Мигель де Унамуно - Авель Санчес
– А, так уж не потому ли Хоакина решила уйти в монастырь?
– Я этого не сказала.
– Зато я говорю. Уж не из ревности ли к Авелину собралась она в монастырь? Неужели она боится, что его я полюблю больше, чем ее? Если так…
– Нет, нет.
– Так в чем же дело?
– Почем я знаю? Уверяет, что таково ее призвание, предназначение свыше…
– Предназначение свыше… Господня воля… Наверное, это все штучки ее исповедника. Кто ее исповедник?
– Отец Эчеварриа.
– Тот, что и меня исповедовал?
– Тот самый!
После этого разговора Хоакин еще долго сидел печальный, понурив голову, а на следующий день он позвал жену и с глазу на глаз сказал ей:
– Я как будто доискался причины, почему Хоакина хочет уйти в монастырь, вернее – понял, почему отец Эчеварриа настаивает на ее монашеском призвании. Помнишь, как я искал в религии утешения и помощи против проклятого наваждения, которое опутало мою душу, против того отчаяния, которое с годами все черствело, становилось неподатливым, непреодолимым, и как, несмотря на все мои страдания, так ничего из этого и не вышло. Нет, не дал мне утешения отец Эчеварриа, не мог мне его дать. Против подобного зла лишь одно средство, одно-единственное.
На минуту Хоакин остановился, как бы выжидая, но, так как жена молчала, он продолжал:
– Против этого зла есть только одно средство – смерть. Кто знает… возможно, я с ним и родился, с ним и умру.

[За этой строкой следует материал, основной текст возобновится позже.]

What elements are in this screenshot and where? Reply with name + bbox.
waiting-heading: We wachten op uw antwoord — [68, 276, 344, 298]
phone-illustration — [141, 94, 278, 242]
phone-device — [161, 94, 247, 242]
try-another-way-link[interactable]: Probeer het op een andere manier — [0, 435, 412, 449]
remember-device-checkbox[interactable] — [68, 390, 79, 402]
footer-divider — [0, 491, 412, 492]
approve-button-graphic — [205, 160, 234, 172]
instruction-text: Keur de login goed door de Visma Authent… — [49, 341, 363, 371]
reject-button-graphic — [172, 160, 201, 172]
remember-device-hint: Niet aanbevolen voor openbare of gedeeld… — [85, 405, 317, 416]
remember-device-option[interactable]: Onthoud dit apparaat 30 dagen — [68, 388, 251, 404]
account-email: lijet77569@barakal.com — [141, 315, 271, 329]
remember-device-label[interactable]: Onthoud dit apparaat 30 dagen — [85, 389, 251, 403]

А этот жалкий исповедничек, который не смог помочь мне и даже не смог облегчить мои страдания, теперь – я в этом убежден – толкает мою дочь, твою дочь, нашу дочь в монастырь, чтобы там она молилась за меня, чтобы своим самопожертвованием спасла меня…
– Но при чем же тут самопожертвование… Она говорит, что в этом заключается ее призвание…

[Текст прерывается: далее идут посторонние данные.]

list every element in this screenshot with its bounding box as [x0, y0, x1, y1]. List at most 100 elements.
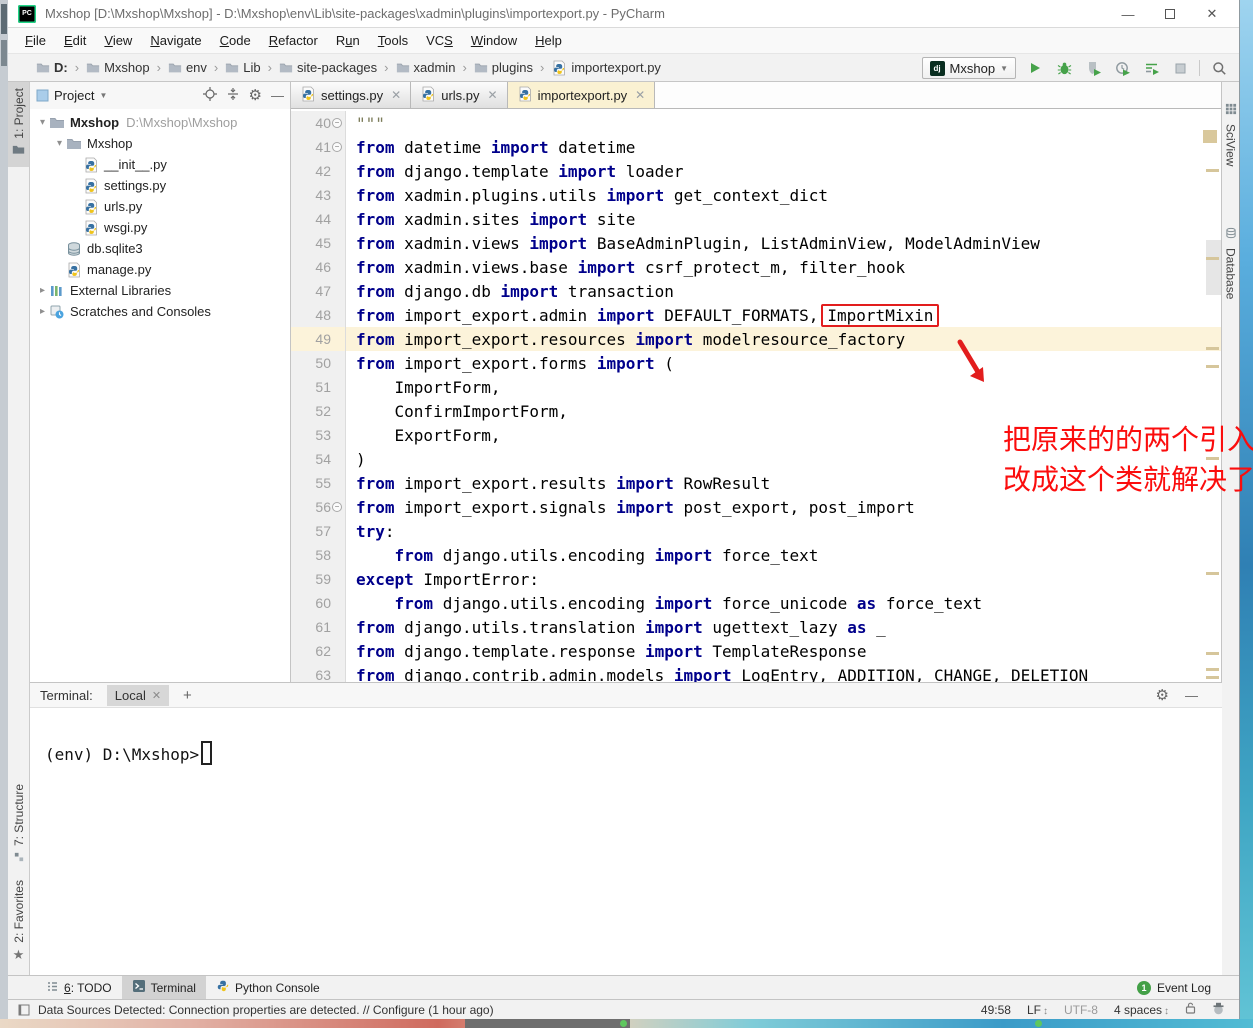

– Это ложь, Антония, уверяю тебя, чистейшая ложь. Большинство из тех, кто идет в монашки, идет туда, чтобы не работать и вести жизнь хотя и бедную, но беспечную, предаваться отдохновению и мистическим грезам… Есть и такие, которые стремятся туда, чтобы вы«, рваться из опостылевшего им дома. И вот наша дочь тоже бежит, бежит от нас.
– От тебя бежит…
– Да, бежит от меня! Она разгадала мою душу!
– К тому же теперь, когда у тебя появилась новая привязанность, этот…
– Ты хочешь сказать, что она бежит от него?
– Нет, просто от твоего очередного каприза…
– Каприза? Каприза, говоришь? Обо мне можно сказать все, что угодно, кроме того, что я капризен, Антония. Я все принимаю всерьез, Антония, все – абсолютно всерьез!
– Да и, может быть, даже слишком всерьез, – прибавила его жена, заливаясь слезами.
– Будет, не надо плакать, Антония, святая моя, мои добрый гений… Прости, если я что-нибудь сказал не так…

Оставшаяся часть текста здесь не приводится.